Bonk: The Curious Coupling of Science and Sex
- First edition
- Author: Mary Roach
- Language: English
- Subject: Science; sex; human biology;
- Publisher: W. W. Norton & Company
- Publication date: 2008
- Publication place: United States
- Media type: Print (hardback, paperback)
- Pages: 319
- ISBN: 978-0-393-06464-3
- OCLC: 930702693

= Bonk: The Curious Coupling of Science and Sex =

2008 book by Mary Roach

Bonk: The Curious Coupling of Science and Sex is a 2008 book by American popular science writer Mary Roach. It follows the winding history of science and its exploration of human sexuality, going back as far as Aristotle and finally ending with recent discoveries about the origination and anatomy of the female orgasm. Throughout, Mary Roach provides a humorous and often very personal view—both as a participant and observer—of humans, scientists, animals, and sex machines. Of the book's numerous accounts, Roach discusses artificial insemination of sows in Denmark, the history of sex machines, and provides commentary on Alfred Kinsey's notorious attic sex experiments. Her footnotes provide additional humor: as in a sentence that includes several DSM diagnoses listed as acronyms, she adds, "And from HAFD (hyperactive acronym formation disorder)". In the book, Roach describes a session in which she and Ed, her husband, volunteer to have sex while being recorded by a groundbreaking 4D ultrasound, in the interests of science. A doctor looks on during the experiment, making suggestions, and finally telling Ed that he "may ejaculate now".

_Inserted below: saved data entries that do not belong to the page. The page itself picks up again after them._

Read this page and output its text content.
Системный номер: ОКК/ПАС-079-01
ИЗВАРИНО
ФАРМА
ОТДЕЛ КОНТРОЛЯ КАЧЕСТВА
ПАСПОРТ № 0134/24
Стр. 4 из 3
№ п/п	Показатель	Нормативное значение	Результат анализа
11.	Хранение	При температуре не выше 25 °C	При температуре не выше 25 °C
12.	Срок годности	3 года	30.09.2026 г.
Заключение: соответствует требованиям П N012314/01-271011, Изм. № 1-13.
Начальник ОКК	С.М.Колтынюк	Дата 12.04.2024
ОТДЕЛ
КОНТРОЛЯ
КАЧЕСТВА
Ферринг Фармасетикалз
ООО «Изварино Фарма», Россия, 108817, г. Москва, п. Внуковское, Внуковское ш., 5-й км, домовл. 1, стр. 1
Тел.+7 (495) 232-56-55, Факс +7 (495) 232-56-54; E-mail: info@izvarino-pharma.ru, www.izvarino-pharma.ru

In 2008, Bonk: The Curious Coupling of Science and Sex, was a New York Times Top 10 Bestseller as well as a New York Times Book Review Editor's Choice; it was a San Francisco Chronicle #1 bestseller and made it to the Boston Sunday Globe′s Top 5 Science Books. Bonk was also a Booksense Independent Bestseller and the Publishers Weekly 2008 Staff Pick.

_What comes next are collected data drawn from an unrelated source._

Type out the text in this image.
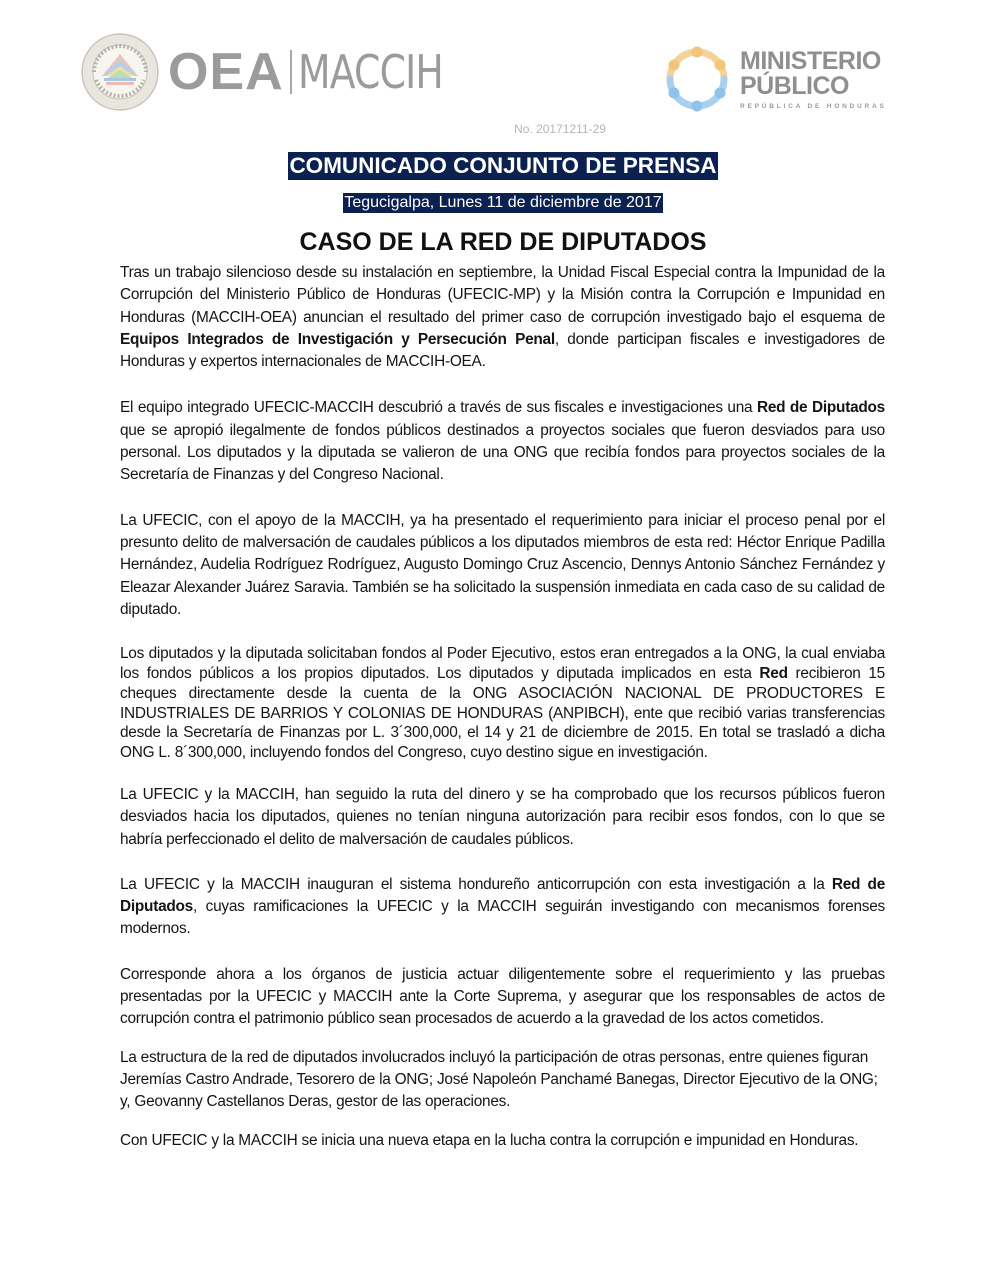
OEA MACCIH	MINISTERIO
PÚBLICO
REPÚBLICA DE HONDURAS
No. 20171211-29
COMUNICADO CONJUNTO DE PRENSA
Tegucigalpa, Lunes 11 de diciembre de 2017
CASO DE LA RED DE DIPUTADOS

Tras un trabajo silencioso desde su instalación en septiembre, la Unidad Fiscal Especial contra la Impunidad de la Corrupción del Ministerio Público de Honduras (UFECIC-MP) y la Misión contra la Corrupción e Impunidad en Honduras (MACCIH-OEA) anuncian el resultado del primer caso de corrupción investigado bajo el esquema de Equipos Integrados de Investigación y Persecución Penal, donde participan fiscales e investigadores de Honduras y expertos internacionales de MACCIH-OEA.

El equipo integrado UFECIC-MACCIH descubrió a través de sus fiscales e investigaciones una Red de Diputados que se apropió ilegalmente de fondos públicos destinados a proyectos sociales que fueron desviados para uso personal. Los diputados y la diputada se valieron de una ONG que recibía fondos para proyectos sociales de la Secretaría de Finanzas y del Congreso Nacional.

La UFECIC, con el apoyo de la MACCIH, ya ha presentado el requerimiento para iniciar el proceso penal por el presunto delito de malversación de caudales públicos a los diputados miembros de esta red: Héctor Enrique Padilla Hernández, Audelia Rodríguez Rodríguez, Augusto Domingo Cruz Ascencio, Dennys Antonio Sánchez Fernández y Eleazar Alexander Juárez Saravia. También se ha solicitado la suspensión inmediata en cada caso de su calidad de diputado.

Los diputados y la diputada solicitaban fondos al Poder Ejecutivo, estos eran entregados a la ONG, la cual enviaba los fondos públicos a los propios diputados. Los diputados y diputada implicados en esta Red recibieron 15 cheques directamente desde la cuenta de la ONG ASOCIACIÓN NACIONAL DE PRODUCTORES E INDUSTRIALES DE BARRIOS Y COLONIAS DE HONDURAS (ANPIBCH), ente que recibió varias transferencias desde la Secretaría de Finanzas por L. 3´300,000, el 14 y 21 de diciembre de 2015. En total se trasladó a dicha ONG L. 8´300,000, incluyendo fondos del Congreso, cuyo destino sigue en investigación.

La UFECIC y la MACCIH, han seguido la ruta del dinero y se ha comprobado que los recursos públicos fueron desviados hacia los diputados, quienes no tenían ninguna autorización para recibir esos fondos, con lo que se habría perfeccionado el delito de malversación de caudales públicos.

La UFECIC y la MACCIH inauguran el sistema hondureño anticorrupción con esta investigación a la Red de Diputados, cuyas ramificaciones la UFECIC y la MACCIH seguirán investigando con mecanismos forenses modernos.

Corresponde ahora a los órganos de justicia actuar diligentemente sobre el requerimiento y las pruebas presentadas por la UFECIC y MACCIH ante la Corte Suprema, y asegurar que los responsables de actos de corrupción contra el patrimonio público sean procesados de acuerdo a la gravedad de los actos cometidos.

La estructura de la red de diputados involucrados incluyó la participación de otras personas, entre quienes figuran Jeremías Castro Andrade, Tesorero de la ONG; José Napoleón Panchamé Banegas, Director Ejecutivo de la ONG; y, Geovanny Castellanos Deras, gestor de las operaciones.

Con UFECIC y la MACCIH se inicia una nueva etapa en la lucha contra la corrupción e impunidad en Honduras.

In an interview with D. J. Grothe, Roach observed about her book tour audiences for Bonk: "It takes a while for the first person to raise a hand, but once one person has asked a question about sex, then you get ten people raising their hand and asking fairly explicit questions. And I do get the sense that it's kind of liberating for people to be able to just talk freely and ask questions using those words—it's the words themselves—I think everybody should just spend an hour just saying: 'clitoris, masturbation, penis, penis, penis, clitoris, clitoris'—just saying it over and over until it doesn't sound strange. Because eventually, it becomes like any other word. And some people are there already, of course, but for some people it just feels kind of scary to say those words in a public setting with strangers".